Some people act as if trading were an activity similar to what they were doing son goku with the search for Dragon Balls: There are a number of elements to gather, put into place, and from there you’re done, you become a successful trader who can trade any market.
These “magical” elements start out as, generally, technical indicators that form a Trading System: Oscillators that indicate when the price is overbought or oversold, Averages that indicate the trend, Projections and Fibonacci Retracements that reveal confluence areas…
If the trader is smart enough and manages to survive the first few months, they may be lucky enough to incorporate other less tangible itemss but absolutely necessary. Concepts like the Ruin Risk, Maximum Draw Down, Money Management or Emotional Management they appear on the horizon as other Dragon Balls to be found.
When these elements have been understood, and are incorporated into the daily activity of the trader, another great challenge appears: the discipline. Thus the operator begins to understand that if he is not firm in the execution of his work plan, he will not achieve sustainable results over time. It is precisely discipline, hand in hand with Emotional Management, that is responsible for the failure of the majority of participantsand it is that traders usually sabotage their success by going against the rules and principles that they know they must follow.
If the trader achieves mastery of the technical elements of a Trading System, incorporates the key principles that have to do with risk, position and emotion management, and manages to be disciplined, he has undoubtedly traveled a long way. long way on the road to consistency.
Now, at this point, it may be that the trader continues to harbor wrong ideas about what it takes to be successful in the markets.

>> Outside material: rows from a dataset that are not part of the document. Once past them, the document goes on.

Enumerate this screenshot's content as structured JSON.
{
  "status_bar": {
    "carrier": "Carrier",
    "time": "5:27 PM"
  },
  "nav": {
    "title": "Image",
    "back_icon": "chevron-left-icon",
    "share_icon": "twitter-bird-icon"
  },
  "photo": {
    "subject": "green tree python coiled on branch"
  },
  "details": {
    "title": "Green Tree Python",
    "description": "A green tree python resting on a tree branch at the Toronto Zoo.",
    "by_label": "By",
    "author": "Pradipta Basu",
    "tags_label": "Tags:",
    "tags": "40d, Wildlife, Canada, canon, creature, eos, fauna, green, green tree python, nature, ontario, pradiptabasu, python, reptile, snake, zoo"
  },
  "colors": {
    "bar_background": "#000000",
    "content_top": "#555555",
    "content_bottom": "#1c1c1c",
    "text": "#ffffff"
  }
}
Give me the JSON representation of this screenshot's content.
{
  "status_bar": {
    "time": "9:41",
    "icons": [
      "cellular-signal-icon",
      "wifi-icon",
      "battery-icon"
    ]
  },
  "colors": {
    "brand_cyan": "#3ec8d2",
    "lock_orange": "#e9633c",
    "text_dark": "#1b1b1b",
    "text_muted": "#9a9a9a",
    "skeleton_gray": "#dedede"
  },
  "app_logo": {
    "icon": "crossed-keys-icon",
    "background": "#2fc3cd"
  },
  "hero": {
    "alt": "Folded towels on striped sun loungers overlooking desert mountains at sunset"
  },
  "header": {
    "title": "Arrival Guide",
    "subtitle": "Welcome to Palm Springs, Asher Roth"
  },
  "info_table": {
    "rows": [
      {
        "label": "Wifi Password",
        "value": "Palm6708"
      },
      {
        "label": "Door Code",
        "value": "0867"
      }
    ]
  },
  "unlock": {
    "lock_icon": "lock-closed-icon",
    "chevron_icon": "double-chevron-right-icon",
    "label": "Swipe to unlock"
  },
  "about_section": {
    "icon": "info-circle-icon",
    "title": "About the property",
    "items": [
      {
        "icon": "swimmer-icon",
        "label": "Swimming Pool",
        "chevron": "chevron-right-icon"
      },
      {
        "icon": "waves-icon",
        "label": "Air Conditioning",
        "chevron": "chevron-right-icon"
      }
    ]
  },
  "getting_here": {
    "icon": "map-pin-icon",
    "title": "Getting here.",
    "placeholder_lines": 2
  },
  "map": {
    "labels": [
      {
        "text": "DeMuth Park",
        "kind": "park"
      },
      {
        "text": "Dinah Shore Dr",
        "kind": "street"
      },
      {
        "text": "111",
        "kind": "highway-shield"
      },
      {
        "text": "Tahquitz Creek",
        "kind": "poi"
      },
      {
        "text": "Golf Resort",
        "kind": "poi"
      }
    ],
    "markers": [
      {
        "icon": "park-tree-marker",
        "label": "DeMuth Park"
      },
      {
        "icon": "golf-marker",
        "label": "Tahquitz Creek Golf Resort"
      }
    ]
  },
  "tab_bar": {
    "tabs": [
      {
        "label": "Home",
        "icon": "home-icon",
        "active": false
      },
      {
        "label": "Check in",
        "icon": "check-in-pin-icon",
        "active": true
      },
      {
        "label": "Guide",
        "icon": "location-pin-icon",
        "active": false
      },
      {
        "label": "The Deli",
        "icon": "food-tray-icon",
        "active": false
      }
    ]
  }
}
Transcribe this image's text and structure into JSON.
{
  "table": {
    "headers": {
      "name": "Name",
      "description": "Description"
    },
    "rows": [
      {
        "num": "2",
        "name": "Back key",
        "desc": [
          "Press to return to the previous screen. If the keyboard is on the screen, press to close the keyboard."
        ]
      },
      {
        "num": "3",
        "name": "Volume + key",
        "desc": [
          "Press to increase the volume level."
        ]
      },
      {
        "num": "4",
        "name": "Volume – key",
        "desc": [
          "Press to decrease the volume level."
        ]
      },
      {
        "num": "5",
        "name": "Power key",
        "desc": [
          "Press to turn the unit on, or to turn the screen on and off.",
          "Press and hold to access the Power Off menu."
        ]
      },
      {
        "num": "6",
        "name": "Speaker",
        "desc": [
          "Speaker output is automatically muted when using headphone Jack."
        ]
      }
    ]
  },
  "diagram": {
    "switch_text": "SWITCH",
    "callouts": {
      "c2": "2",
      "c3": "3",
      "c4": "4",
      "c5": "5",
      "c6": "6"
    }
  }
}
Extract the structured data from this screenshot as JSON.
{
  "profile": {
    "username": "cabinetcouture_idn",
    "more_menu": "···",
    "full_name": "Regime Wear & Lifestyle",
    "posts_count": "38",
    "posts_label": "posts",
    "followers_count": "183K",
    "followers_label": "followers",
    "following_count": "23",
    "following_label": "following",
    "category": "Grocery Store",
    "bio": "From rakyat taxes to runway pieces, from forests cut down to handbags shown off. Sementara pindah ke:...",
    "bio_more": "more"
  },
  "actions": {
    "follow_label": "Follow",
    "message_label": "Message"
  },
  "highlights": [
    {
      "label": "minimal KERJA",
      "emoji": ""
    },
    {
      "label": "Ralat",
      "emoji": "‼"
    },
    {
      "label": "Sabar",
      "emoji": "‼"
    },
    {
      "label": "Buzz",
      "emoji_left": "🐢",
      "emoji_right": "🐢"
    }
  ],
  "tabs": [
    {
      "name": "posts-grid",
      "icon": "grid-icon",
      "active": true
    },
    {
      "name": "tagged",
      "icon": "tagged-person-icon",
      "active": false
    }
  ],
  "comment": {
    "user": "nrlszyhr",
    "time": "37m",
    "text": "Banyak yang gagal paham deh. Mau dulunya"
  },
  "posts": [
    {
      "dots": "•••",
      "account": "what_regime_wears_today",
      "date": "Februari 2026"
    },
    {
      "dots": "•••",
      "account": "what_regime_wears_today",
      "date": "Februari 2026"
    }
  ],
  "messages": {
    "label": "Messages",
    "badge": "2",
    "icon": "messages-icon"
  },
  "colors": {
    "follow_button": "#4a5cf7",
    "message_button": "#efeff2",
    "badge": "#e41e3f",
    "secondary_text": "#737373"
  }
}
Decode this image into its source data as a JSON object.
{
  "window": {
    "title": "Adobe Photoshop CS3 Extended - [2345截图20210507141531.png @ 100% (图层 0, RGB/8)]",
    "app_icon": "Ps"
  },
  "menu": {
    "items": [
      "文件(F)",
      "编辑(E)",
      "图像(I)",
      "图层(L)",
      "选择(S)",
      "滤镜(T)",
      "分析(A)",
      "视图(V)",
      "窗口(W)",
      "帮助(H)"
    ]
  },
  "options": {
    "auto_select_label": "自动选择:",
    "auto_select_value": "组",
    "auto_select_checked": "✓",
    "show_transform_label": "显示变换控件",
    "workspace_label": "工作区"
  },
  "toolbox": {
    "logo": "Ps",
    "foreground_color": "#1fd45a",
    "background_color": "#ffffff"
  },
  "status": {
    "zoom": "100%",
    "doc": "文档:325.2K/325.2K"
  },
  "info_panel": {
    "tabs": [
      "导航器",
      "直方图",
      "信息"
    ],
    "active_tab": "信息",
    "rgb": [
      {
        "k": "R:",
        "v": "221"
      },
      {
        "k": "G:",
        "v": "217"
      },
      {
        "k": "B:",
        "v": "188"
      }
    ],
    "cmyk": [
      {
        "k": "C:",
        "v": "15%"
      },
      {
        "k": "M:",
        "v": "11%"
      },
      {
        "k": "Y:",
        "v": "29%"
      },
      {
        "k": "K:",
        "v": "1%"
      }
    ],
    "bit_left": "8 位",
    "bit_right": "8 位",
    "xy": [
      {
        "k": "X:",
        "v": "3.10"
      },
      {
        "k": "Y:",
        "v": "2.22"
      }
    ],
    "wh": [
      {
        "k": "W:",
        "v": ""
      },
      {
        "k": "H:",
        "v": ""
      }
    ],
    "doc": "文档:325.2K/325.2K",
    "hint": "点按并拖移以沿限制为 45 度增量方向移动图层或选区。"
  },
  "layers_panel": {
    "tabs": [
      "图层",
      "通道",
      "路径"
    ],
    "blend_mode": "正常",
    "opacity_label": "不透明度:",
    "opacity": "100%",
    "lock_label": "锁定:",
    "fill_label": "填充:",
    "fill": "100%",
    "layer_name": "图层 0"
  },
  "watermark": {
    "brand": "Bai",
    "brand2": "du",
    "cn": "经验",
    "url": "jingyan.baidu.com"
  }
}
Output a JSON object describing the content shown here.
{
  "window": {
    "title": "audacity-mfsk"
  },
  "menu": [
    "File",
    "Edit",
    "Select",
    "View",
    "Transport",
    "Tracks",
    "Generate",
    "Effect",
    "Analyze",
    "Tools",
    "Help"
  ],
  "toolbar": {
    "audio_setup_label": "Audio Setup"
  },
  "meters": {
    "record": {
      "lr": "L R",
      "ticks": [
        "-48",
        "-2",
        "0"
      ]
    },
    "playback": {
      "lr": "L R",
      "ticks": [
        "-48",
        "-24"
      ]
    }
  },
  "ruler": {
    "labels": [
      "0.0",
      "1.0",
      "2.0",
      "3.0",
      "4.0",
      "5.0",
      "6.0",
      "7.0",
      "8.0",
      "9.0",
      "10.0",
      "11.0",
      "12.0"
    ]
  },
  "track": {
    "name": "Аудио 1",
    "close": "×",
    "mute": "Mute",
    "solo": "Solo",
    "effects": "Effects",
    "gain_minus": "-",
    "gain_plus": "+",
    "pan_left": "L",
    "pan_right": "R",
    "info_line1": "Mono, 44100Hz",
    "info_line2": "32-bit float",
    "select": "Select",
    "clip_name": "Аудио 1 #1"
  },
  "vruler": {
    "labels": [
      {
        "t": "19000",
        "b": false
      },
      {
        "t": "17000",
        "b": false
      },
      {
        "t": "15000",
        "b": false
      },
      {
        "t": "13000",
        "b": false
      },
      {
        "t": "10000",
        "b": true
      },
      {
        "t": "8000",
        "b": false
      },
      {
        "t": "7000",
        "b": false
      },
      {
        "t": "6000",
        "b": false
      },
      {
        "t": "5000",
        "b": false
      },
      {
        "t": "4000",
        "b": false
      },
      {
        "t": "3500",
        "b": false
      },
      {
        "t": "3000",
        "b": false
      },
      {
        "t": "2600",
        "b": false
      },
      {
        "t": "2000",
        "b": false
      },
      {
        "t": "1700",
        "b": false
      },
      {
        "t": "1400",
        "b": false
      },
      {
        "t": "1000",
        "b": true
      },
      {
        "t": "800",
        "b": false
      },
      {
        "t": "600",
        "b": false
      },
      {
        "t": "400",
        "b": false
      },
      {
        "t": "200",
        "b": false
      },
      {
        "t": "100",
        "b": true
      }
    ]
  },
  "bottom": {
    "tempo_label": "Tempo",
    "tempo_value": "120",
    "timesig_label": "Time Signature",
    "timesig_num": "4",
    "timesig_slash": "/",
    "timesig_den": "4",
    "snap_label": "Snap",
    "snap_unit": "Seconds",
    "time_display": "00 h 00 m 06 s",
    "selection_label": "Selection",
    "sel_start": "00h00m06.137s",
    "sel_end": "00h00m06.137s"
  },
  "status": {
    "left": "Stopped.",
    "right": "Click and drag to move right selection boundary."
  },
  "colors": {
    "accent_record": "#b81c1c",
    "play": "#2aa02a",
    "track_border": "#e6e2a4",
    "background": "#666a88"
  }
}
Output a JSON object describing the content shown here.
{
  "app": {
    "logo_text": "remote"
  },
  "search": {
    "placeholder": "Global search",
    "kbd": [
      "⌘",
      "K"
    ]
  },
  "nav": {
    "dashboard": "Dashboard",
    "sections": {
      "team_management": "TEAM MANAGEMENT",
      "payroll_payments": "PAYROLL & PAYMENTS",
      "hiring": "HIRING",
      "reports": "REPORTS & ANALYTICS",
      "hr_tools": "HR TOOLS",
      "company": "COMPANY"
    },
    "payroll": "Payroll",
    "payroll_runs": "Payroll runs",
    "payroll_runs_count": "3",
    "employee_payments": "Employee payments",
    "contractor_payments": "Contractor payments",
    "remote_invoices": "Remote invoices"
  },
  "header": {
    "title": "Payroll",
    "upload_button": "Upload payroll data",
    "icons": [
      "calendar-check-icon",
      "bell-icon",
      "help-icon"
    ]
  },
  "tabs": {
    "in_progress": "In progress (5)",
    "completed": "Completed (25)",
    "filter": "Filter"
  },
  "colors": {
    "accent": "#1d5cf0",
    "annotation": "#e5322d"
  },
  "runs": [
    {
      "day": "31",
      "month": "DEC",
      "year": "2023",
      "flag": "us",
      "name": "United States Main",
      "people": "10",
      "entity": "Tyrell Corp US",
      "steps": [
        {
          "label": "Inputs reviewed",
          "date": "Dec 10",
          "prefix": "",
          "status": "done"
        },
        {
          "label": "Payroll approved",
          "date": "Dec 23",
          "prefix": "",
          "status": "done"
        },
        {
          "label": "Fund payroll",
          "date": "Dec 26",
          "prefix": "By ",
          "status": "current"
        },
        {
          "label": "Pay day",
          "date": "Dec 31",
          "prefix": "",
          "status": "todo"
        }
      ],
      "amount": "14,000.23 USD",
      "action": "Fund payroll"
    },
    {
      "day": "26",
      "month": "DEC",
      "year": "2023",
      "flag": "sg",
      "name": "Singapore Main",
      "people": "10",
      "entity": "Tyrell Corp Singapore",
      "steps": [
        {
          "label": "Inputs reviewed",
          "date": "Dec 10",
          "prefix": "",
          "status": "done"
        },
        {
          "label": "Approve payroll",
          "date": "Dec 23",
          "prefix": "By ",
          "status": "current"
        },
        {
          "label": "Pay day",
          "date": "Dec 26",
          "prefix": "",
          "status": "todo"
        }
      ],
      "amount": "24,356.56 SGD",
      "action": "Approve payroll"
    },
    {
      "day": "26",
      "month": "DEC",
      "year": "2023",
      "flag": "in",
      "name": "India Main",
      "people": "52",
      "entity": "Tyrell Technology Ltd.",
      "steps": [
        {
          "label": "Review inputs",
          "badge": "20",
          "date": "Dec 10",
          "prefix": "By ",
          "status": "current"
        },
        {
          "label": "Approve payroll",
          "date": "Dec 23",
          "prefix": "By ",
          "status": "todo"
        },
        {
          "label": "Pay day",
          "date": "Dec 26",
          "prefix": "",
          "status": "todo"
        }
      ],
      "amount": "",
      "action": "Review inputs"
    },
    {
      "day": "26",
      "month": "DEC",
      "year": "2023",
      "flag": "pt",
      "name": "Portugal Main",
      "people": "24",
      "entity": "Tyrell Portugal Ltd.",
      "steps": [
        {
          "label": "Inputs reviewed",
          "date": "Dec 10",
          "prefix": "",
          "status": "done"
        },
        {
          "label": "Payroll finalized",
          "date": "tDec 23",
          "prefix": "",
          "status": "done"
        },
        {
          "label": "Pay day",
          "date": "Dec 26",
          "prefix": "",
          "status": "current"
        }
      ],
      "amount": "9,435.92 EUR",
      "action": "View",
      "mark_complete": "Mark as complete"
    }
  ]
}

There is a variable that cannot be left out and that makes trading different from looking for the Dragon Balls, and that is that it isn’t true that once these elements have been incorporated one is already prepared and ready to succeed.
Markets are not inert and immutable entities, but rather dynamic relationships between agents subject to constant change.. From the interaction of the hundreds of thousands of participants who approach the market to satisfy their particular interests, some movements or others are generated, and thus, the markets move bullishly, bearishly, or in congestion, and with a few degrees of volatility and liquidity.
The aspiring professional trader has to incorporate the ability to adjust your performance to the dynamic expressed by the price, and this dynamic is in perpetual change, so your way of trading should be flexible and adaptable.
If the trader believes that once he has learned a system, it will continue to work for life, he is wrong, and this is necessarily so because the system has to be at the service of the market structure and not the market structure at the service of the system. . Trading systems are designed to identify those moments where there is a greater probability that the price will move in favor of the trader, and its essence is the study of the price quote. But the price quote varies as the interests of the participants vary.
In recent years, changes in the market structure have accelerated and thus, what used to happen slowly now happens at great speed.. This is so, in part, due to the influence of new technologies. Globalization and the flow of information, leveraged on the resources that computing, engineering, and modern mathematics allow us, make markets show accelerated changes both in their composition and in their behavior.
Without going any further, it is estimated that the High Frequency Trading (HFT) supposed in 2010, a percentage superior to 70% of the transactions…
These technological elements are added to the exceptional measures that governments and central banks have to take as a result of the crisis.
The result is that the structure of the markets dances to a frenzy, composing a cacophony that forces the trader to adjust his steps if he does not want to be stepped on over and over again. And these adjustments must first be incorporated into the mental baggage of the patient who has to understand that it is something unavoidable, and then into the technical baggage that allows him to respond appropriately to the new structure.